Aquellas recomendaciones ya habían sido plasmadas en el “Libro Blanco de la Previsión Social” del Ministerio de Trabajo, Empleo y Seguridad Social en el 2002 (Click Aquí) con las recomendaciones del FMI de los 90.

Ahora la “sustentabilidad del sistema” viene con las propuestas de cambiar el ajuste de la movilidad por un ajuste trimestral según inflación, que de mínima “plancha” el haber jubilatorio sin posibilidades de recuperación. Pero además lo devalúa si se tiene en cuenta que en la mayoría de las veces la “canasta” del jubilado no coincide con la inflación general; por lo general se encuentra por debajo de ella, a cuenta del impacto de tarifas ó medicamentos, por ejemplo.

Por otro lado garantiza el 82%, pero respecto del salario mínimo vital y móvil, desvinculándolo del salario del activo que ocupa el lugar del jubilado.

También establece por primera vez, la inclusión de la posibilidad de jubilarse a los 70 años, que en principio sería optativa, pero que de hecho no beneficia a quién ya lo podía realizar sin la normativa, pero que esta vez se vería “obligado” a realizar a cuenta del deterioro jubilatorio.
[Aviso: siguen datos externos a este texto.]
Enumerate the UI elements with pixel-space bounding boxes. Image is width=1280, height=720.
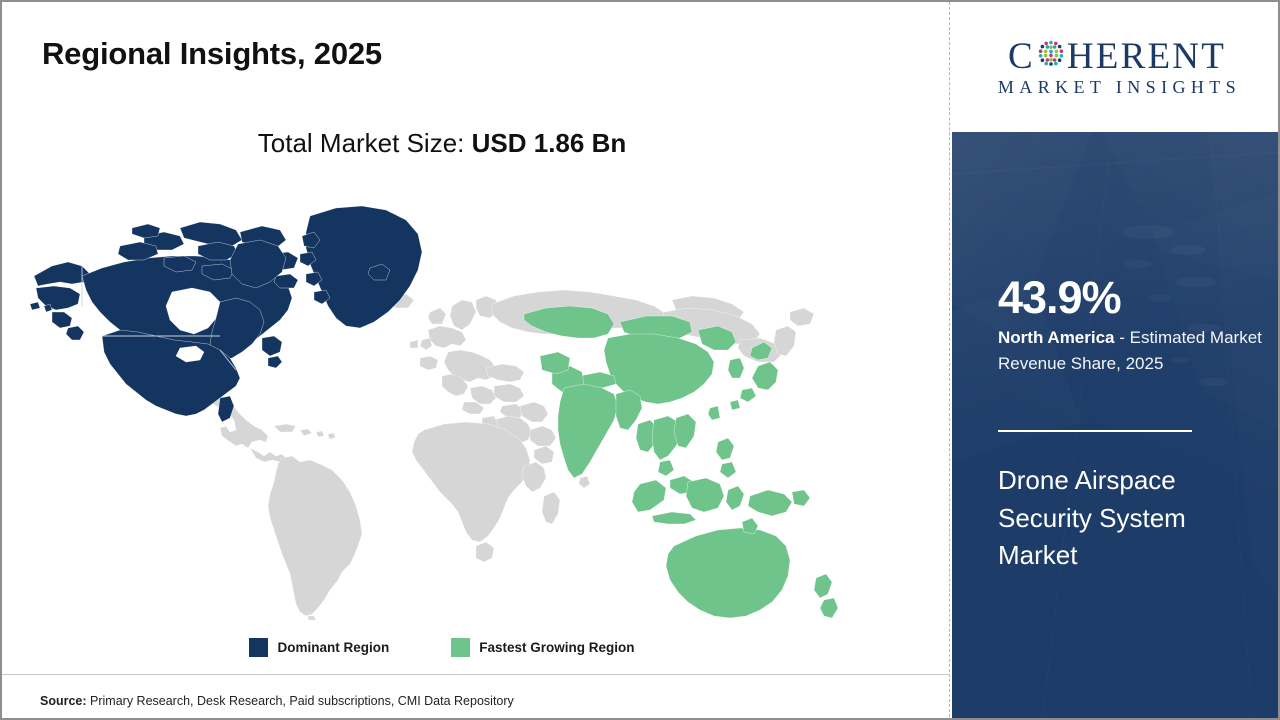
dominant-region-name: North America: [998, 328, 1115, 347]
sidebar-stat-box: 43.9% North America - Estimated Market R…: [952, 132, 1280, 720]
legend-item-fastest-growing: Fastest Growing Region: [451, 638, 634, 657]
market-title: Drone Airspace Security System Market: [998, 462, 1256, 575]
panel-background-texture: [952, 132, 1280, 720]
map-region-north-america: [30, 206, 422, 422]
regional-insights-infographic: Regional Insights, 2025 Total Market Siz…: [0, 0, 1280, 720]
revenue-share-value: 43.9%: [998, 275, 1121, 320]
source-text: Primary Research, Desk Research, Paid su…: [90, 694, 514, 708]
sidebar-panel: C: [952, 2, 1280, 720]
brand-logo: C: [952, 2, 1280, 132]
legend-label-fastest-growing: Fastest Growing Region: [479, 640, 634, 655]
map-legend: Dominant Region Fastest Growing Region: [2, 638, 882, 657]
brand-wordmark: C: [1008, 38, 1226, 75]
source-label: Source:: [40, 694, 90, 708]
legend-item-dominant: Dominant Region: [249, 638, 389, 657]
page-title: Regional Insights, 2025: [42, 36, 382, 72]
brand-name-part1: C: [1008, 38, 1035, 75]
footer-divider: [2, 674, 949, 675]
source-note: Source: Primary Research, Desk Research,…: [40, 694, 514, 708]
total-market-size-value: USD 1.86 Bn: [472, 128, 627, 158]
total-market-size-label: Total Market Size:: [258, 128, 472, 158]
legend-swatch-growing-icon: [451, 638, 470, 657]
brand-tagline: MARKET INSIGHTS: [993, 78, 1241, 96]
map-region-asia-pacific: [524, 306, 838, 620]
brand-name-part2: HERENT: [1067, 38, 1226, 75]
revenue-share-description: North America - Estimated Market Revenue…: [998, 325, 1266, 378]
total-market-size: Total Market Size: USD 1.86 Bn: [2, 128, 882, 159]
dotted-globe-icon: [1036, 38, 1066, 75]
sidebar-divider: [998, 430, 1192, 432]
world-map: [24, 180, 854, 620]
map-panel: Regional Insights, 2025 Total Market Siz…: [2, 2, 949, 720]
panel-divider: [949, 2, 950, 720]
legend-swatch-dominant-icon: [249, 638, 268, 657]
legend-label-dominant: Dominant Region: [277, 640, 389, 655]
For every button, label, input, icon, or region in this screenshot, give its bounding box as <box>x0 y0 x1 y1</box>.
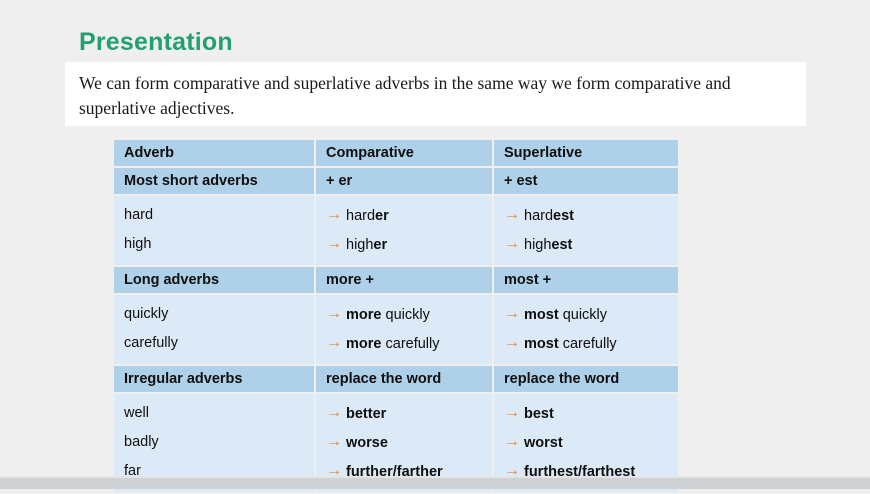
superlative-stem: high <box>524 237 551 253</box>
comparative-word: better <box>346 406 386 422</box>
column-header-adverb: Adverb <box>114 140 314 166</box>
arrow-right-icon: → <box>504 201 520 229</box>
rule-comparative: + er <box>316 168 492 194</box>
adverb-word: carefully <box>124 335 178 351</box>
arrow-right-icon: → <box>504 399 520 427</box>
example-comparatives: →more quickly →more carefully <box>316 295 492 364</box>
arrow-right-icon: → <box>504 329 520 357</box>
arrow-right-icon: → <box>504 300 520 328</box>
comparative-word: worse <box>346 435 388 451</box>
arrow-right-icon: → <box>326 399 342 427</box>
rule-row-short-adverbs: Most short adverbs + er + est <box>114 168 678 194</box>
rule-label: Most short adverbs <box>114 168 314 194</box>
superlative-stem: hard <box>524 208 553 224</box>
table-header-row: Adverb Comparative Superlative <box>114 140 678 166</box>
rule-label: Irregular adverbs <box>114 366 314 392</box>
adverb-word: well <box>124 405 149 421</box>
arrow-right-icon: → <box>504 428 520 456</box>
arrow-right-icon: → <box>326 201 342 229</box>
superlative-marker: most <box>524 336 559 352</box>
arrow-right-icon: → <box>504 230 520 258</box>
example-adverbs: quickly carefully <box>114 295 314 364</box>
rule-row-irregular-adverbs: Irregular adverbs replace the word repla… <box>114 366 678 392</box>
example-group-short-adverbs: hard high →harder →higher <box>114 196 678 265</box>
rule-label: Long adverbs <box>114 267 314 293</box>
comparative-stem: hard <box>346 208 375 224</box>
rule-superlative: replace the word <box>494 366 678 392</box>
superlative-word: best <box>524 406 554 422</box>
comparative-marker: more <box>346 336 381 352</box>
example-comparatives: →harder →higher <box>316 196 492 265</box>
adverb-word: badly <box>124 434 159 450</box>
slide-canvas: Presentation We can form comparative and… <box>0 0 870 489</box>
rule-superlative: most + <box>494 267 678 293</box>
superlative-suffix: est <box>551 237 572 253</box>
adverb-word: high <box>124 236 151 252</box>
superlative-marker: most <box>524 307 559 323</box>
superlative-word: worst <box>524 435 563 451</box>
rule-comparative: more + <box>316 267 492 293</box>
arrow-right-icon: → <box>326 329 342 357</box>
column-header-superlative: Superlative <box>494 140 678 166</box>
example-superlatives: →hardest →highest <box>494 196 678 265</box>
adverb-word: quickly <box>124 306 168 322</box>
arrow-right-icon: → <box>326 428 342 456</box>
example-group-long-adverbs: quickly carefully →more quickly →more ca… <box>114 295 678 364</box>
superlative-stem: carefully <box>563 336 617 352</box>
arrow-right-icon: → <box>326 230 342 258</box>
arrow-right-icon: → <box>326 300 342 328</box>
example-adverbs: hard high <box>114 196 314 265</box>
comparative-stem: carefully <box>386 336 440 352</box>
comparative-stem: high <box>346 237 373 253</box>
intro-callout-box: We can form comparative and superlative … <box>65 62 806 126</box>
rule-comparative: replace the word <box>316 366 492 392</box>
comparative-suffix: er <box>373 237 387 253</box>
rule-superlative: + est <box>494 168 678 194</box>
rule-row-long-adverbs: Long adverbs more + most + <box>114 267 678 293</box>
comparative-stem: quickly <box>386 307 430 323</box>
superlative-stem: quickly <box>563 307 607 323</box>
adverb-comparison-table: Adverb Comparative Superlative Most shor… <box>112 138 680 494</box>
intro-text: We can form comparative and superlative … <box>79 71 792 121</box>
comparative-marker: more <box>346 307 381 323</box>
column-header-comparative: Comparative <box>316 140 492 166</box>
bottom-shadow-strip <box>0 478 870 489</box>
table-body: Adverb Comparative Superlative Most shor… <box>114 140 678 492</box>
comparative-suffix: er <box>375 208 389 224</box>
adverb-word: hard <box>124 207 153 223</box>
page-title: Presentation <box>79 30 233 55</box>
example-superlatives: →most quickly →most carefully <box>494 295 678 364</box>
superlative-suffix: est <box>553 208 574 224</box>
Además avanzaría sobre la diferencia en la edad jubilatorio que hoy se establece entre varones y mujeres.

Al mismo tiempo, establece un ahorro para el empleador, en esta etapa “complementaria” ya que no debiera realizarse aportes jubilatorios ni pagarse antigüedad.

De esta manera comenzará un debate que expondrá a quienes están dispuestos a llevar un ajuste para enfrentar el déficit fiscal y comercial, que tiene la economía, y que hoy se financia con un creciente endeudamiento.

Debate donde se establecerá cuál es el sector social y económico que pagará en primer lugar el ajuste, y pondrá en juego el capital político que acumuló el gobierno y que como escribió el periodista Tenembaum en una nota del diario Infobae del 8/10: “Mauricio Macri con poder: primeros síntomas de una enfermedad recurrente”  (Click Aquí) decía: “Los momentos de gloria pueden ser el preludio de grandes desilusiones. Al 85 de Alfonsín le siguió la derrota del 87. A la reelección de Menem, el surgimiento de la Alianza y su salida definitiva del poder. Al 54 por ciento de Cristina, lo que ya se sabe. A la reelección de José María Aznar, otra debacle…”

El hilo se corta siempre por la parte más débil, pero en este caso si se lo hace, se corre el riesgo de creer que una aparente ganancia de sustentabilidad económica, pueda recostarse en la no sustentabilidad política. Ese es el riesgo y el papel preponderante que deberá asumir la oposición para evitar el colapso.